Après renvois contradictoires sur demandes des parties, l’affaire a été appelée à l’audience du 20 Mars 2024 au cours de laquelle les parties ont maintenu l’ensemble des demandes et moyens développés dans leurs dernières écritures.
A l’issue de cette audience, les parties présentes ont été avisées de la mise en délibéré de la décision par mise à disposition au greffe au 15 mai 2024, prorogée au 5 juin 2024.
MOTIFS
L'article L.131-4 du code des procédures civiles d'exécution prévoit que « le montant de l'astreinte provisoire est liquidé en tenant compte du comportement de celui à qui l'injonction a été adressée et des difficultés qu'il a rencontrées pour l'exécuter
Le taux de l'astreinte définitive ne peut jamais être modifié lors de sa liquidation.
L'astreinte provisoire ou définitive est supprimée en tout ou partie s'il est établi que l'inexécution ou le retard dans l'exécution de l'injonction du juge provient, en tout ou partie, d'une cause étrangère ».
Le juge des référés peut liquider l'astreinte qu'il a fixé en application de l'article 491 du code de procédure civile s’il s’en est réservé le pouvoir.
L’ordonnance de référé du 21 décembre 2022 a statué en ces termes :
« LIQUIDONS l'astreinte fixée par l'ordonnance du 04 novembre 2020 à la somme de 12.000 euros pour la période du 10 décembre 2020 au 10 février 2021,
CONDAMNONS la SCI LINA au paiement de cette somme à titre provisionnel à monsieur [J] [W] et monsieur [B] [W],
ASSORTISSONS l’exécution de l’obligation mise à la charge de la SCI LINA par l’ordonnance du 04 novembre 2020 d’une nouvelle astreinte de 400 euros par jour de retard qui commencera à courir passé le délai de huit jours ouvrables à compter de la signification de la présente ordonnance, pour une durée de 150 jours,
Nous RESERVONS la liquidation éventuelle de l’astreinte, ».

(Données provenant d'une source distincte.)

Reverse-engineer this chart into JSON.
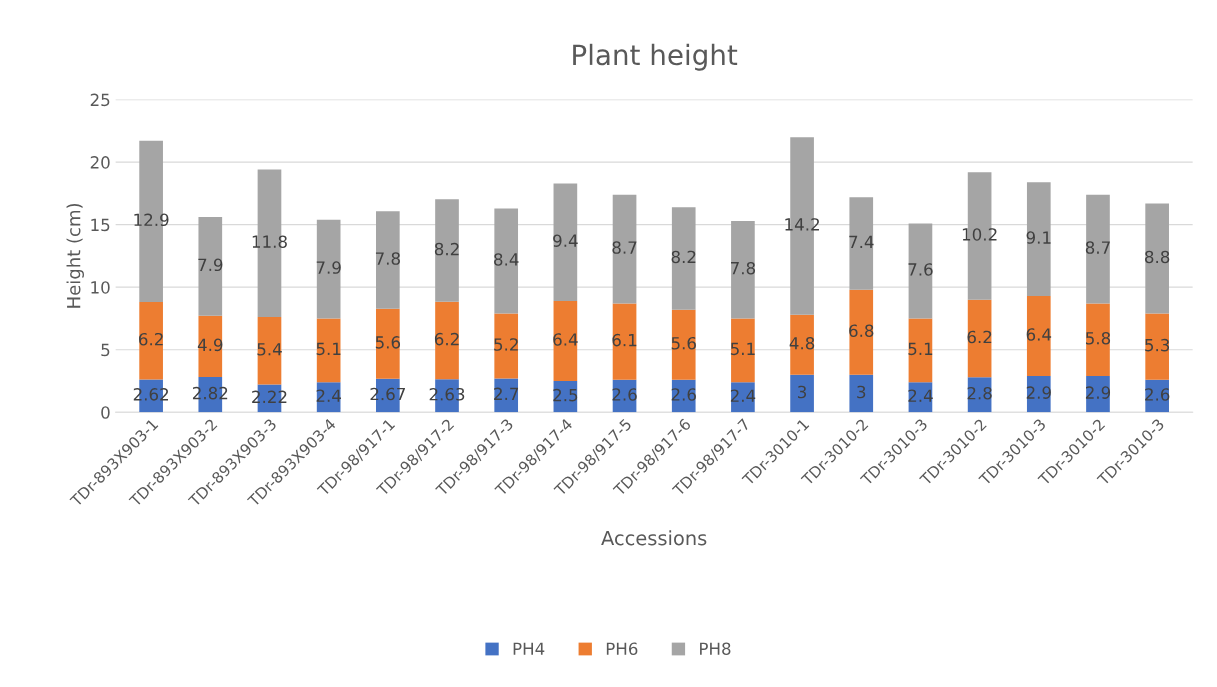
{
  "chart_data": {
    "type": "bar",
    "stacked": true,
    "title": "Plant height",
    "xlabel": "Accessions",
    "ylabel": "Height (cm)",
    "categories": [
      "TDr-893X903-1",
      "TDr-893X903-2",
      "TDr-893X903-3",
      "TDr-893X903-4",
      "TDr-98/917-1",
      "TDr-98/917-2",
      "TDr-98/917-3",
      "TDr-98/917-4",
      "TDr-98/917-5",
      "TDr-98/917-6",
      "TDr-98/917-7",
      "TDr-3010-1",
      "TDr-3010-2",
      "TDr-3010-3",
      "TDr-3010-2",
      "TDr-3010-3",
      "TDr-3010-2",
      "TDr-3010-3"
    ],
    "series": [
      {
        "name": "PH4",
        "color": "#4472c4",
        "values": [
          2.62,
          2.82,
          2.22,
          2.4,
          2.67,
          2.63,
          2.7,
          2.5,
          2.6,
          2.6,
          2.4,
          3,
          3,
          2.4,
          2.8,
          2.9,
          2.9,
          2.6
        ]
      },
      {
        "name": "PH6",
        "color": "#ed7d31",
        "values": [
          6.2,
          4.9,
          5.4,
          5.1,
          5.6,
          6.2,
          5.2,
          6.4,
          6.1,
          5.6,
          5.1,
          4.8,
          6.8,
          5.1,
          6.2,
          6.4,
          5.8,
          5.3
        ]
      },
      {
        "name": "PH8",
        "color": "#a5a5a5",
        "values": [
          12.9,
          7.9,
          11.8,
          7.9,
          7.8,
          8.2,
          8.4,
          9.4,
          8.7,
          8.2,
          7.8,
          14.2,
          7.4,
          7.6,
          10.2,
          9.1,
          8.7,
          8.8
        ]
      }
    ],
    "ylim": [
      0,
      25
    ],
    "yticks": [
      0,
      5,
      10,
      15,
      20,
      25
    ],
    "grid": "y",
    "legend": "bottom",
    "data_labels": true
  }
}
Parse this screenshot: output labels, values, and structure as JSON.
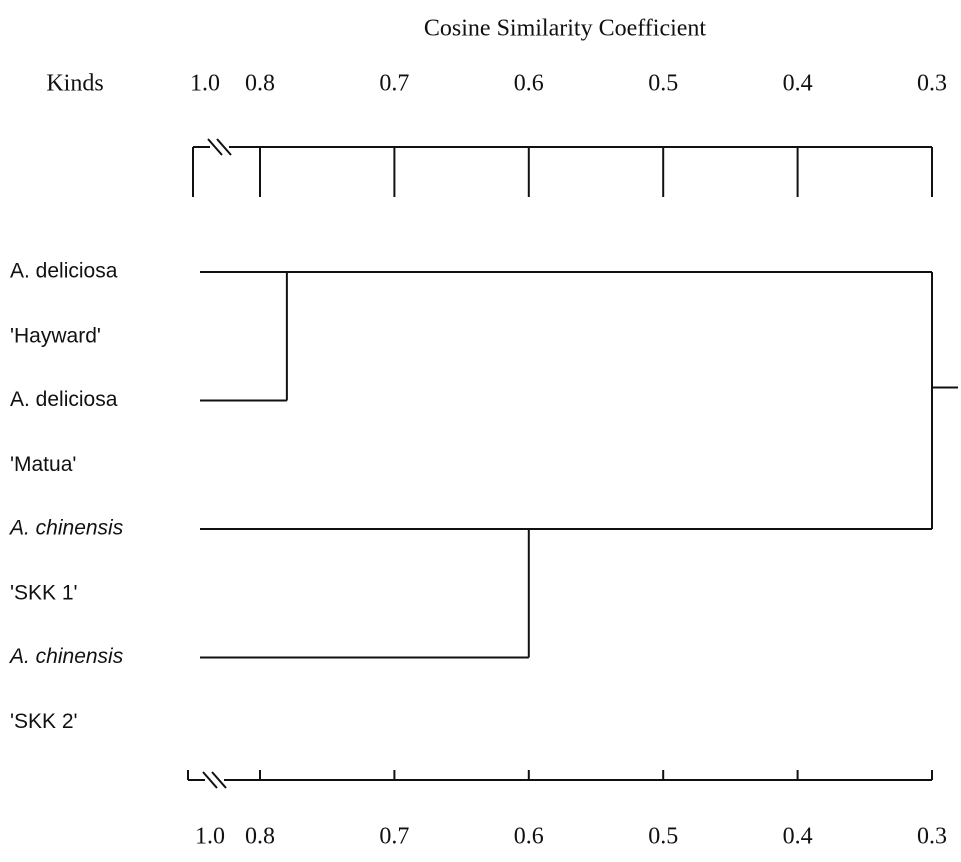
{
  "chart_data": {
    "type": "dendrogram",
    "title": "Cosine Similarity Coefficient",
    "leaf_header": "Kinds",
    "leaves": [
      {
        "name": "A. deliciosa",
        "cultivar": "'Hayward'",
        "italic": false
      },
      {
        "name": "A. deliciosa",
        "cultivar": "'Matua'",
        "italic": false
      },
      {
        "name": "A. chinensis",
        "cultivar": "'SKK 1'",
        "italic": true
      },
      {
        "name": "A. chinensis",
        "cultivar": "'SKK 2'",
        "italic": true
      }
    ],
    "merges": [
      {
        "leaves": [
          0,
          1
        ],
        "height": 0.78
      },
      {
        "leaves": [
          2,
          3
        ],
        "height": 0.6
      },
      {
        "clusters": [
          0,
          1
        ],
        "height": 0.3
      }
    ],
    "xlim": [
      0.8,
      0.3
    ],
    "xticks": [
      {
        "value": 1,
        "label": "1.0"
      },
      0.8,
      0.7,
      0.6,
      0.5,
      0.4,
      0.3
    ],
    "axis_break": true
  }
}
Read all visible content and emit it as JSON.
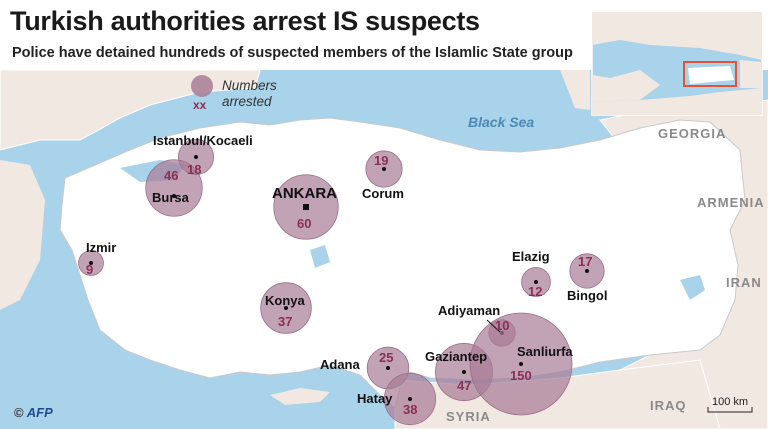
{
  "title": "Turkish authorities arrest IS suspects",
  "subtitle": "Police have detained hundreds of suspected members of the Islamlic State group",
  "legend": {
    "line1": "Numbers",
    "line2": "arrested",
    "marker": "xx"
  },
  "seas": {
    "black_sea": "Black Sea"
  },
  "countries": {
    "georgia": "GEORGIA",
    "armenia": "ARMENIA",
    "iran": "IRAN",
    "iraq": "IRAQ",
    "syria": "SYRIA"
  },
  "scale_label": "100 km",
  "credit": {
    "symbol": "©",
    "agency": "AFP"
  },
  "colors": {
    "bubble": "#a87b95",
    "number": "#8a2f55",
    "sea": "#a9d3ea",
    "land": "#f1e8e2",
    "turkey": "#ffffff",
    "inset_highlight": "#e2533a"
  },
  "locations": [
    {
      "id": "istanbul",
      "name": "Istanbul/Kocaeli",
      "count": 18
    },
    {
      "id": "bursa",
      "name": "Bursa",
      "count": 46
    },
    {
      "id": "ankara",
      "name": "ANKARA",
      "count": 60,
      "capital": true
    },
    {
      "id": "corum",
      "name": "Corum",
      "count": 19
    },
    {
      "id": "izmir",
      "name": "Izmir",
      "count": 9
    },
    {
      "id": "konya",
      "name": "Konya",
      "count": 37
    },
    {
      "id": "adana",
      "name": "Adana",
      "count": 25
    },
    {
      "id": "hatay",
      "name": "Hatay",
      "count": 38
    },
    {
      "id": "gaziantep",
      "name": "Gaziantep",
      "count": 47
    },
    {
      "id": "adiyaman",
      "name": "Adiyaman",
      "count": 10
    },
    {
      "id": "sanliurfa",
      "name": "Sanliurfa",
      "count": 150
    },
    {
      "id": "elazig",
      "name": "Elazig",
      "count": 12
    },
    {
      "id": "bingol",
      "name": "Bingol",
      "count": 17
    }
  ]
}
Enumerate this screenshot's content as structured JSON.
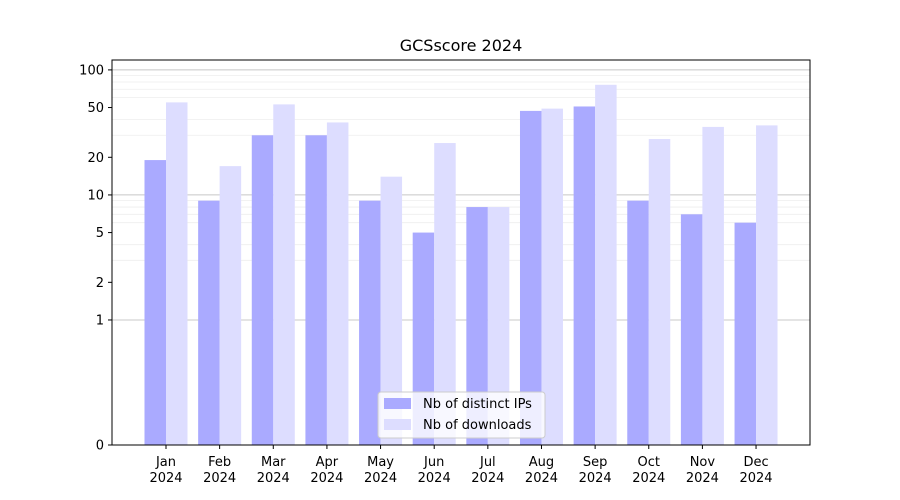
{
  "chart_data": {
    "type": "bar",
    "title": "GCSscore 2024",
    "xlabel": "",
    "ylabel": "",
    "yscale": "symlog",
    "ylim": [
      0,
      120
    ],
    "yticks": [
      0,
      1,
      2,
      5,
      10,
      20,
      50,
      100
    ],
    "ytick_labels": [
      "0",
      "1",
      "2",
      "5",
      "10",
      "20",
      "50",
      "100"
    ],
    "categories": [
      "Jan",
      "Feb",
      "Mar",
      "Apr",
      "May",
      "Jun",
      "Jul",
      "Aug",
      "Sep",
      "Oct",
      "Nov",
      "Dec"
    ],
    "category_year": "2024",
    "series": [
      {
        "name": "Nb of distinct IPs",
        "color": "#aaaaff",
        "values": [
          19,
          9,
          30,
          30,
          9,
          5,
          8,
          47,
          51,
          9,
          7,
          6
        ]
      },
      {
        "name": "Nb of downloads",
        "color": "#ddddff",
        "values": [
          55,
          17,
          53,
          38,
          14,
          26,
          8,
          49,
          76,
          28,
          35,
          36
        ]
      }
    ],
    "grid": true,
    "legend_position": "lower center"
  }
}
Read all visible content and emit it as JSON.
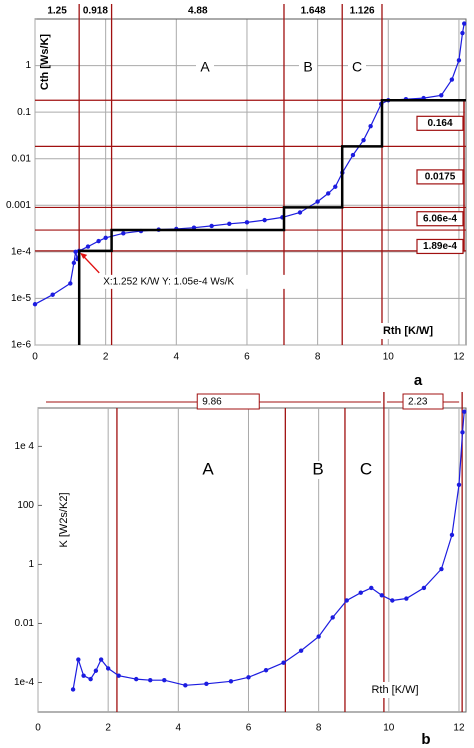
{
  "chart_data": [
    {
      "type": "line",
      "panel": "a",
      "y_label": "Cth [Ws/K]",
      "x_label": "Rth [K/W]",
      "log_y": true,
      "grid": "both",
      "xlim": [
        0,
        12.2
      ],
      "ylim": [
        1e-06,
        10
      ],
      "xticks": [
        0,
        2,
        4,
        6,
        8,
        10,
        12
      ],
      "yticks": [
        {
          "value": 1e-06,
          "label": "1e-6"
        },
        {
          "value": 1e-05,
          "label": "1e-5"
        },
        {
          "value": 0.0001,
          "label": "1e-4"
        },
        0.001,
        0.01,
        0.1,
        1
      ],
      "regions": [
        "A",
        "B",
        "C"
      ],
      "segments": [
        1.25,
        0.918,
        4.88,
        1.648,
        1.126
      ],
      "steps": {
        "values": [
          0.164,
          0.0175,
          0.000606,
          0.000189
        ],
        "value_labels": [
          "0.164",
          "0.0175",
          "6.06e-4",
          "1.89e-4"
        ],
        "color": "#a01010"
      },
      "cursor": {
        "x": 1.252,
        "y": 0.000105,
        "label": "X:1.252  K/W   Y: 1.05e-4 Ws/K"
      },
      "series": [
        {
          "color": "#1c1ce0",
          "markers": true,
          "x": [
            0,
            0.5,
            1.0,
            1.1,
            1.15,
            1.2,
            1.25,
            1.5,
            1.8,
            2.0,
            2.5,
            3.0,
            3.5,
            4.0,
            4.5,
            5.0,
            5.5,
            6.0,
            6.5,
            7.0,
            7.5,
            8.0,
            8.3,
            8.5,
            8.7,
            9.0,
            9.3,
            9.5,
            9.8,
            10.0,
            10.5,
            11.0,
            11.5,
            11.8,
            12.0,
            12.1,
            12.15
          ],
          "values": [
            7.5e-06,
            1.2e-05,
            2.1e-05,
            5.8e-05,
            0.0001,
            7e-05,
            0.000105,
            0.00013,
            0.00017,
            0.0002,
            0.00025,
            0.00028,
            0.0003,
            0.00031,
            0.00033,
            0.00036,
            0.0004,
            0.00043,
            0.00048,
            0.00055,
            0.0007,
            0.0012,
            0.0018,
            0.0025,
            0.005,
            0.012,
            0.025,
            0.05,
            0.15,
            0.18,
            0.19,
            0.2,
            0.23,
            0.5,
            1.3,
            5,
            8
          ]
        },
        {
          "color": "#000000",
          "x": [
            1.25,
            1.25,
            2.168,
            2.168,
            7.048,
            7.048,
            8.696,
            8.696,
            9.822,
            9.822,
            12.2
          ],
          "values": [
            1e-06,
            0.000105,
            0.000105,
            0.000294,
            0.000294,
            0.0009,
            0.0009,
            0.0184,
            0.0184,
            0.18,
            0.18
          ]
        }
      ]
    },
    {
      "type": "line",
      "panel": "b",
      "y_label": "K [W2s/K2]",
      "x_label": "Rth  [K/W]",
      "log_y": true,
      "grid": "x",
      "xlim": [
        0,
        12.2
      ],
      "ylim": [
        1e-05,
        200000
      ],
      "xticks": [
        0,
        2,
        4,
        6,
        8,
        10,
        12
      ],
      "yticks": [
        {
          "value": 0.0001,
          "label": "1e-4"
        },
        0.01,
        1,
        100,
        {
          "value": 10000,
          "label": "1e 4"
        }
      ],
      "regions": [
        "A",
        "B",
        "C"
      ],
      "segments": [
        9.86,
        2.23
      ],
      "boundaries": [
        2.25,
        7.05,
        8.75
      ],
      "series": [
        {
          "color": "#1c1ce0",
          "markers": true,
          "x": [
            1.0,
            1.15,
            1.3,
            1.5,
            1.65,
            1.8,
            2.0,
            2.3,
            2.8,
            3.2,
            3.6,
            4.2,
            4.8,
            5.5,
            6.0,
            6.5,
            7.0,
            7.5,
            8.0,
            8.4,
            8.8,
            9.2,
            9.5,
            9.8,
            10.1,
            10.5,
            11.0,
            11.5,
            11.8,
            12.0,
            12.1,
            12.15
          ],
          "values": [
            5.8e-05,
            0.0006,
            0.00017,
            0.00013,
            0.00025,
            0.0006,
            0.0003,
            0.00017,
            0.00013,
            0.00012,
            0.00012,
            8e-05,
            9e-05,
            0.00011,
            0.00015,
            0.00026,
            0.00047,
            0.0012,
            0.0036,
            0.016,
            0.06,
            0.11,
            0.16,
            0.09,
            0.06,
            0.07,
            0.16,
            0.7,
            10,
            500,
            30000,
            150000
          ]
        }
      ]
    }
  ]
}
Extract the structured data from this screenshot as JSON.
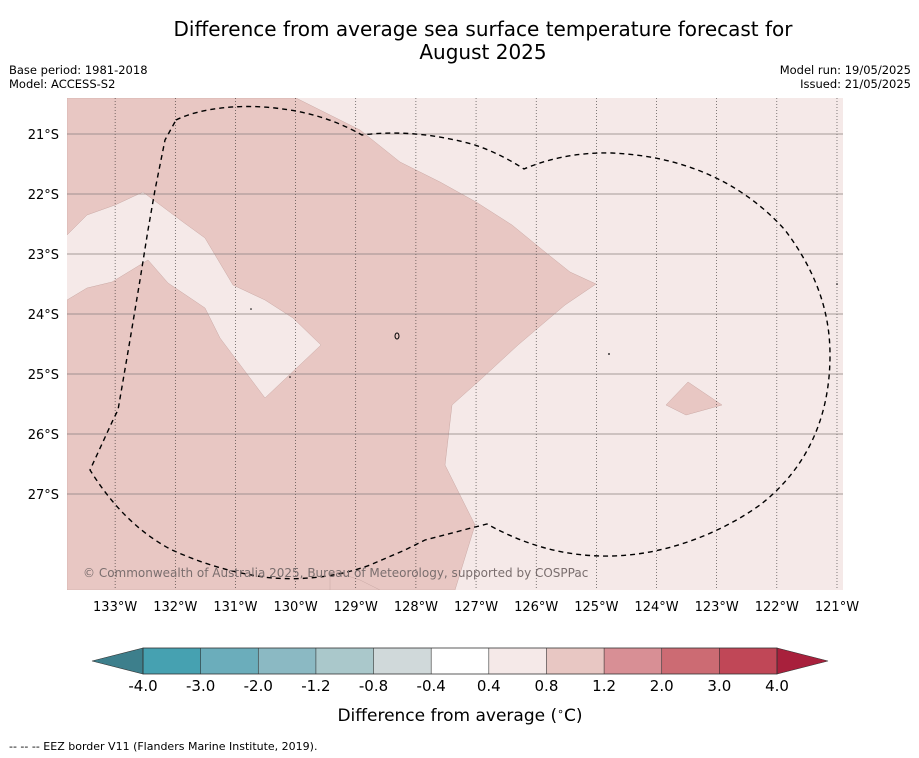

Si les demandeurs font valoir que cette ordonnance a été signifiée à la SCI LINA le 2 janvier 2023 et visent à ce titre leur pièce numérotée 17, il résulte de l’examen des pièces produites à leur dossier de plaidoiries que la pièce 17 correspond à la signification en date du 23 mars 2023 de l’ordonnance de rectification d’erreur matérielle rendue le 8 mars 2023. Or, l’éventuelle signification du 2 janvier 2023 apparaît indispensable à la présente décision.
Dans ces conditions et afin de garantir le respect du principe du contradictoire édicté à l’article 16 du code de procédure civile, il convient de réouvrir les débats dans les conditions fixées au dispositif de la présente décision.
PAR CES MOTIFS
Nous Alexandra MATTIOLI, juge des référés, statuant par ordonnance de référé mise à disposition au greffe, contradictoire et en premier ressort,
Vu les articles 16, 491 du code de procédure civile,
Vu les articles L.131-3 et 4 du code des procédures civiles d'exécution,
RE-OUVRONS les débats et RENVOYONS les parties à l'audience des référés construction du 19 juin 2024 à 13h45, la présente décision valant convocation ;
INVITONS monsieur [J] [W] et monsieur [B] [W] à produire la pièce numérotée 17 sur leur bordereau de communication de pièces et intitulée “signification le 2 janvier 2023 de l’ordonnance de référé du 21 décembre 2022" ;
SURSOYONS A STATUER sur le surplus des demandes dans l'attente de cette audience.
Ainsi jugé et prononcé par mise à disposition au greffe, les jours, mois et an susdits.